Должно быть, я обратила на него внимание уже во время того первого концерта. Мужчина, который солировал на кларнете. У него была долгая партия, я в этом уверена, только не спрашивайте меня, кто ему аккомпанировал. Билет мне дала подруга, чей муж заболел, она была знакома с кем-то из оркестра, это был юбилейный концерт, и по этому случаю после выступления состоялась небольшая вечеринка. Потом я осталась на ночь. Он жил в отеле на Королевском Повороте, все это казалось безопасным и одновременно смертельно опасным. Я всегда питала слабость к высоким мужчинам, а тут еще кларнет, который поднимался, обнаженный в своем звучании, и его пальцы, которые летали и нажимали на кнопки, словно он прямо в это самое мгновение изобретал тона и аккорды, или мне только кажется, что во всем этом уже тогда таилось что-то неизбежное. Нечто такое, чем понемногу запасаешься, чтобы в тот день, когда тебя призовут к ответу, было на чем строить себе защиту. После этого я больше уже не могла слушать классическую музыку ни с кем другим и никогда не включала ее дома.

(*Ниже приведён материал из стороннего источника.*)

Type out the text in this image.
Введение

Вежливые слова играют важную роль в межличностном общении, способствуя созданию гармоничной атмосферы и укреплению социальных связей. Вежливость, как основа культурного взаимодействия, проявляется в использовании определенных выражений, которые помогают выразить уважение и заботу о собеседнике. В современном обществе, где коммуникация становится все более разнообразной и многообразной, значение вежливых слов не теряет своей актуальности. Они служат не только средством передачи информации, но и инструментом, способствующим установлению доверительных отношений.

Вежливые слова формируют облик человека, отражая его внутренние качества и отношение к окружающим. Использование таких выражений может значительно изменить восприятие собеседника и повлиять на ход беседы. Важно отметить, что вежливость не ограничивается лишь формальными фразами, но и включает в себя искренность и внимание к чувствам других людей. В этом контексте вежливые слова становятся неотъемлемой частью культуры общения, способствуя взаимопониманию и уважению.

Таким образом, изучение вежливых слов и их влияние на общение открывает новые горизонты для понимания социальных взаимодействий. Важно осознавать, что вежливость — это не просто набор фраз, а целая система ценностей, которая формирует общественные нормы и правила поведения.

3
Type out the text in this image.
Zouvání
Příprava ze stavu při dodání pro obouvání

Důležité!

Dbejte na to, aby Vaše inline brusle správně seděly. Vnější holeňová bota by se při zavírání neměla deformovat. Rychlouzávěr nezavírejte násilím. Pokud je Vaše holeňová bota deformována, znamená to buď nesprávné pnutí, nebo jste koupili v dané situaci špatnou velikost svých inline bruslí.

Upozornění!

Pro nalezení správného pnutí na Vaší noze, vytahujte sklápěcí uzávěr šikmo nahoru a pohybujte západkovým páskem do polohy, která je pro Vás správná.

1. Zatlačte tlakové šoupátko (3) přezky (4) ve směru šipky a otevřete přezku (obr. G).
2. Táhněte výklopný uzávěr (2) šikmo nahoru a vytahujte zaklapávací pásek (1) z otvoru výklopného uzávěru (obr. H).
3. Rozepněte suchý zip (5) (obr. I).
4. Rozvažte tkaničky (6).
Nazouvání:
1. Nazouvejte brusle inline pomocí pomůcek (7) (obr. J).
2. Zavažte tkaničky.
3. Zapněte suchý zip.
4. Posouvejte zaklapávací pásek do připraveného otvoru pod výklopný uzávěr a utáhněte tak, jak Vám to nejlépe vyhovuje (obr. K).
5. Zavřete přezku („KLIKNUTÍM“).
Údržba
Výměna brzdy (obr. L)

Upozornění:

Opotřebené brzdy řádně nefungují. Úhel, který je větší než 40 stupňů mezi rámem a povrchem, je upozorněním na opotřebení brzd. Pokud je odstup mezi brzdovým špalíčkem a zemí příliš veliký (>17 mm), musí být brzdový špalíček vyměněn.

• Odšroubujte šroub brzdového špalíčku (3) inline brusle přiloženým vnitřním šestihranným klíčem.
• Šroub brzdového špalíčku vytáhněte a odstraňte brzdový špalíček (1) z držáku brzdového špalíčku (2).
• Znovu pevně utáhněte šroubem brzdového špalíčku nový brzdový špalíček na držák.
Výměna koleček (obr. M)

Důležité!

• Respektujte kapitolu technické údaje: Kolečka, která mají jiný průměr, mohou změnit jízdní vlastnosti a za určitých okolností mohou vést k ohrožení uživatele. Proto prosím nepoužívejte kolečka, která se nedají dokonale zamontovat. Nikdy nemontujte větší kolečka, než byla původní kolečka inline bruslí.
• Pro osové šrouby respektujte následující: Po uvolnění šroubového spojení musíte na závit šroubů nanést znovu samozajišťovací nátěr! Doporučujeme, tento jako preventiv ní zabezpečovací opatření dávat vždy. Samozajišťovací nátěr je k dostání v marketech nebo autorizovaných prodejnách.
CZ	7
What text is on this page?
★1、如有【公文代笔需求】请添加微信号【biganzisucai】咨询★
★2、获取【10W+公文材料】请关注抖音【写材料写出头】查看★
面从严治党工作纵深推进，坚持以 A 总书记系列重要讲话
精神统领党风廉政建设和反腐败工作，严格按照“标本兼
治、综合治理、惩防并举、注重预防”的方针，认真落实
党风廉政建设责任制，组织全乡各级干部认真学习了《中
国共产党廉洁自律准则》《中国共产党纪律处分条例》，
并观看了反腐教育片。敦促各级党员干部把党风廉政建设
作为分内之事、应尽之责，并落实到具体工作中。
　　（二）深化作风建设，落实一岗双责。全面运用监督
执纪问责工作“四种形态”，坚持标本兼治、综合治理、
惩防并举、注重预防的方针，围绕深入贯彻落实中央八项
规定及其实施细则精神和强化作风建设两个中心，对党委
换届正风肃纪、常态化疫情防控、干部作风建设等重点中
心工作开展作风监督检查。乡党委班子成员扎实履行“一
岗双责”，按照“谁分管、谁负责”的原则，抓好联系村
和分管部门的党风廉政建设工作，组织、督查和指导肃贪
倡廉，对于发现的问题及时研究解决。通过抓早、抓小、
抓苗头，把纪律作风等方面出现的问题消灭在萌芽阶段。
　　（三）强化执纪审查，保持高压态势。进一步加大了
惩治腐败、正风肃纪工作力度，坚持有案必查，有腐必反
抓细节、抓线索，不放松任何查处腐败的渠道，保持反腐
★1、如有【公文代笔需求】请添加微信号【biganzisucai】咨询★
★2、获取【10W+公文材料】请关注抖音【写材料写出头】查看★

Я покончила с этим прежде, чем мы начали продавать дом. После этого я встретилась с Полем лишь раз. Многие посчитали бы, что я предала Даниеля, но правда заключалось в том, что я не смогла бы предать никого из них.
А теперь вот Прага. Концерт был коротким, он проходил в роскошном вычурном зале в огромном концертном комплексе. На мне было платье из темно-синего бархата, еще ни разу не надеванное, а Поль в своем черном костюме; мы шли по улицам старого города, направляясь в ресторан, где Поль заказал столик. Никто не узнал бы нас здесь. Мы продолжали держаться за руки, ощущение его теплой, но совсем не сильной хватки. Возле крохотной и ужасно старой церквушки он остановился. Серый массив камня со сводчатыми окнами и чрезвычайно заостренной крышей словно приседал между более высокими домами, выкрашенными в нарядные светло-голубые, розовые и белые тона и похожие на пирожные, покрытые сахарной глазурью. Церквушка находилась на перекрестье туристических маршрутов, и мы оказались на пути оживленного людского потока.
— Давай зайдем, — предложил он и притянул меня к себе поближе. Я рассмеялась.